= Antonius Divitis =

Flemish composer

Antonius Divitis (also Anthonius de Rycke, and Anthoine Le Riche – "the rich") (c. 1475 – c. 1530) was a Flemish composer of the Renaissance, of the generation slightly younger than Josquin des Prez. He was important in the development of the parody mass.

==Life==
He was born in Leuven. He first appears in the historic record in 1501 in Bruges, at the church of St. Donatian, where he taught singing to the choirboys. Later in 1501 he became singing master, then he became succentor, and at the end of 1501 was ordained a priest. He took a similar musical post in Mechelen at the church of St. Rombout in 1504, but he had fallen into debt, and left his job in a hurry in 1505, evidently fleeing from bill collectors. In late 1505 he joined the singers in the chapel of Philip the Fair. Along with Pierre de la Rue, Alexander Agricola, and others in the chapel, he went to Spain in 1506 with Philip when he was summoned there to become king; although Philip died of typhoid later that year, the singers remained until 1508, maintained by Philip's insane widow, Joanna of Castile. The chapel was disbanded in 1508 and the singers scattered.
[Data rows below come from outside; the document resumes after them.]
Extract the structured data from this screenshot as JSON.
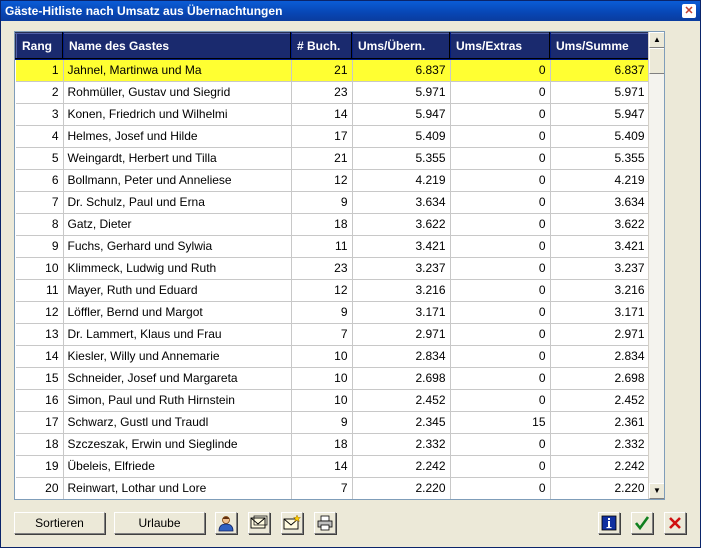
{
  "window": {
    "title": "Gäste-Hitliste nach Umsatz aus Übernachtungen",
    "close_label": "✕"
  },
  "table": {
    "columns": [
      "Rang",
      "Name des Gastes",
      "# Buch.",
      "Ums/Übern.",
      "Ums/Extras",
      "Ums/Summe"
    ],
    "selected_row": 0,
    "rows": [
      {
        "rang": "1",
        "name": "Jahnel, Martinwa und Ma",
        "buch": "21",
        "uebern": "6.837",
        "extras": "0",
        "summe": "6.837"
      },
      {
        "rang": "2",
        "name": "Rohmüller, Gustav und Siegrid",
        "buch": "23",
        "uebern": "5.971",
        "extras": "0",
        "summe": "5.971"
      },
      {
        "rang": "3",
        "name": "Konen, Friedrich und Wilhelmi",
        "buch": "14",
        "uebern": "5.947",
        "extras": "0",
        "summe": "5.947"
      },
      {
        "rang": "4",
        "name": "Helmes, Josef und Hilde",
        "buch": "17",
        "uebern": "5.409",
        "extras": "0",
        "summe": "5.409"
      },
      {
        "rang": "5",
        "name": "Weingardt, Herbert und Tilla",
        "buch": "21",
        "uebern": "5.355",
        "extras": "0",
        "summe": "5.355"
      },
      {
        "rang": "6",
        "name": "Bollmann, Peter und Anneliese",
        "buch": "12",
        "uebern": "4.219",
        "extras": "0",
        "summe": "4.219"
      },
      {
        "rang": "7",
        "name": "Dr. Schulz, Paul und Erna",
        "buch": "9",
        "uebern": "3.634",
        "extras": "0",
        "summe": "3.634"
      },
      {
        "rang": "8",
        "name": "Gatz, Dieter",
        "buch": "18",
        "uebern": "3.622",
        "extras": "0",
        "summe": "3.622"
      },
      {
        "rang": "9",
        "name": "Fuchs, Gerhard und Sylwia",
        "buch": "11",
        "uebern": "3.421",
        "extras": "0",
        "summe": "3.421"
      },
      {
        "rang": "10",
        "name": "Klimmeck, Ludwig und Ruth",
        "buch": "23",
        "uebern": "3.237",
        "extras": "0",
        "summe": "3.237"
      },
      {
        "rang": "11",
        "name": "Mayer, Ruth und Eduard",
        "buch": "12",
        "uebern": "3.216",
        "extras": "0",
        "summe": "3.216"
      },
      {
        "rang": "12",
        "name": "Löffler, Bernd und Margot",
        "buch": "9",
        "uebern": "3.171",
        "extras": "0",
        "summe": "3.171"
      },
      {
        "rang": "13",
        "name": "Dr. Lammert, Klaus und Frau",
        "buch": "7",
        "uebern": "2.971",
        "extras": "0",
        "summe": "2.971"
      },
      {
        "rang": "14",
        "name": "Kiesler, Willy und Annemarie",
        "buch": "10",
        "uebern": "2.834",
        "extras": "0",
        "summe": "2.834"
      },
      {
        "rang": "15",
        "name": "Schneider, Josef und Margareta",
        "buch": "10",
        "uebern": "2.698",
        "extras": "0",
        "summe": "2.698"
      },
      {
        "rang": "16",
        "name": "Simon, Paul und Ruth Hirnstein",
        "buch": "10",
        "uebern": "2.452",
        "extras": "0",
        "summe": "2.452"
      },
      {
        "rang": "17",
        "name": "Schwarz, Gustl und Traudl",
        "buch": "9",
        "uebern": "2.345",
        "extras": "15",
        "summe": "2.361"
      },
      {
        "rang": "18",
        "name": "Szczeszak, Erwin und Sieglinde",
        "buch": "18",
        "uebern": "2.332",
        "extras": "0",
        "summe": "2.332"
      },
      {
        "rang": "19",
        "name": "Übeleis, Elfriede",
        "buch": "14",
        "uebern": "2.242",
        "extras": "0",
        "summe": "2.242"
      },
      {
        "rang": "20",
        "name": "Reinwart, Lothar und Lore",
        "buch": "7",
        "uebern": "2.220",
        "extras": "0",
        "summe": "2.220"
      }
    ]
  },
  "scrollbar": {
    "up_arrow": "▲",
    "down_arrow": "▼"
  },
  "buttons": {
    "sort_label": "Sortieren",
    "vacation_label": "Urlaube"
  },
  "icons": {
    "guest": "person-icon",
    "mail": "envelope-icon",
    "mail_new": "envelope-star-icon",
    "print": "printer-icon",
    "info": "info-icon",
    "ok": "checkmark-icon",
    "cancel": "x-icon"
  },
  "colors": {
    "header_bg": "#1a2a6e",
    "selected_row": "#ffff32",
    "title_bar": "#0a5cd6"
  }
}
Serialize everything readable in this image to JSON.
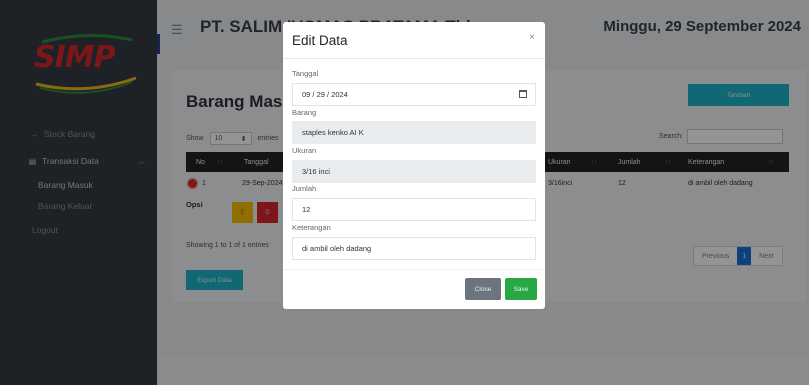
{
  "sidebar": {
    "logo_text": "SIMP",
    "items": [
      {
        "label": "Stock Barang",
        "icon": "arrow-right-icon"
      },
      {
        "label": "Transaksi Data",
        "icon": "table-icon"
      }
    ],
    "subitems": [
      {
        "label": "Barang Masuk"
      },
      {
        "label": "Barang Keluar"
      }
    ],
    "logout_label": "Logout"
  },
  "topbar": {
    "company": "PT. SALIM IVOMAS PRATAMA Tbk",
    "date": "Minggu, 29 September 2024"
  },
  "card": {
    "title": "Barang Masuk",
    "tambah_label": "Tambah",
    "show_label": "Show",
    "show_value": "10",
    "entries_label": "entries",
    "search_label": "Search:",
    "columns": {
      "no": "No",
      "tanggal": "Tanggal",
      "ukuran": "Ukuran",
      "jumlah": "Jumlah",
      "keterangan": "Keterangan"
    },
    "row": {
      "no": "1",
      "tanggal": "29-Sep-2024",
      "ukuran": "3/16inci",
      "jumlah": "12",
      "keterangan": "di ambil oleh dadang"
    },
    "opsi_label": "Opsi",
    "edit_label": "E",
    "delete_label": "D",
    "showing_text": "Showing 1 to 1 of 1 entries",
    "pagination": {
      "previous": "Previous",
      "current": "1",
      "next": "Next"
    },
    "export_label": "Export Data"
  },
  "modal": {
    "title": "Edit Data",
    "close_icon": "×",
    "fields": {
      "tanggal": {
        "label": "Tanggal",
        "value": "09 / 29 / 2024"
      },
      "barang": {
        "label": "Barang",
        "value": "staples kenko AI K"
      },
      "ukuran": {
        "label": "Ukuran",
        "value": "3/16 inci"
      },
      "jumlah": {
        "label": "Jumlah",
        "value": "12"
      },
      "keterangan": {
        "label": "Keterangan",
        "value": "di ambil oleh dadang"
      }
    },
    "close_label": "Close",
    "save_label": "Save"
  },
  "colors": {
    "sidebar_bg": "#343a40",
    "accent_teal": "#1cb3c8",
    "save_green": "#28a745",
    "close_gray": "#6c757d",
    "danger_red": "#d8262c",
    "warning_yellow": "#f5c000",
    "page_blue": "#1b6fd0"
  }
}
Divitis left Spain and returned to northern Europe. His next documented appointment was in 1510 when he was singing master for the chapel of Anne of Brittany; and when the singers were absorbed by the French court after her death in 1514, he went with them, and stayed in the French court chapel until at least 1525, when François I was decisively defeated and captured at the Battle of Pavia. Nothing certain is known of Divitis after this date. He may have gone to Rome, based on the similarity of his name to that of a man listed in the chapel choir in 1526. He is mentioned as being dead by 1534 by a manuscript copyist, but the implication in the reference is that he had been dead for several years.

==Music and influence==
Surviving works by Divitis include masses, motets, Magnificat settings (a genre that was to become quite popular in the middle 16th century), and a chanson. The three masses by Divitis use parody technique, and are among the first to do so; he is cited as influential in development of the genre, along with Jean Mouton and the other members of the French royal chapel. Each of his masses is for four voices, although an isolated six-voice setting of the Credo survives attributed to him. One of them, Missa Gaude Barbara, is based on a motet of that name by Mouton, and may have been a tribute to his colleague.

Motets by Divitis are often for five and six voices, which was another relatively innovative feature in music around the beginning of the 16th century. They are contrapuntal in texture, and two of them (Ista est speciosa and Per lignum crucis) are entirely canonic. His setting of the Marian antiphon Salve regina uses an identical tenor line, rests and all, to that which appears in Josquin's setting of the popular song Adieu mes amours; it is uncertain whether Divitis consciously based his setting on Josquin, or on the popular song, which probably came first.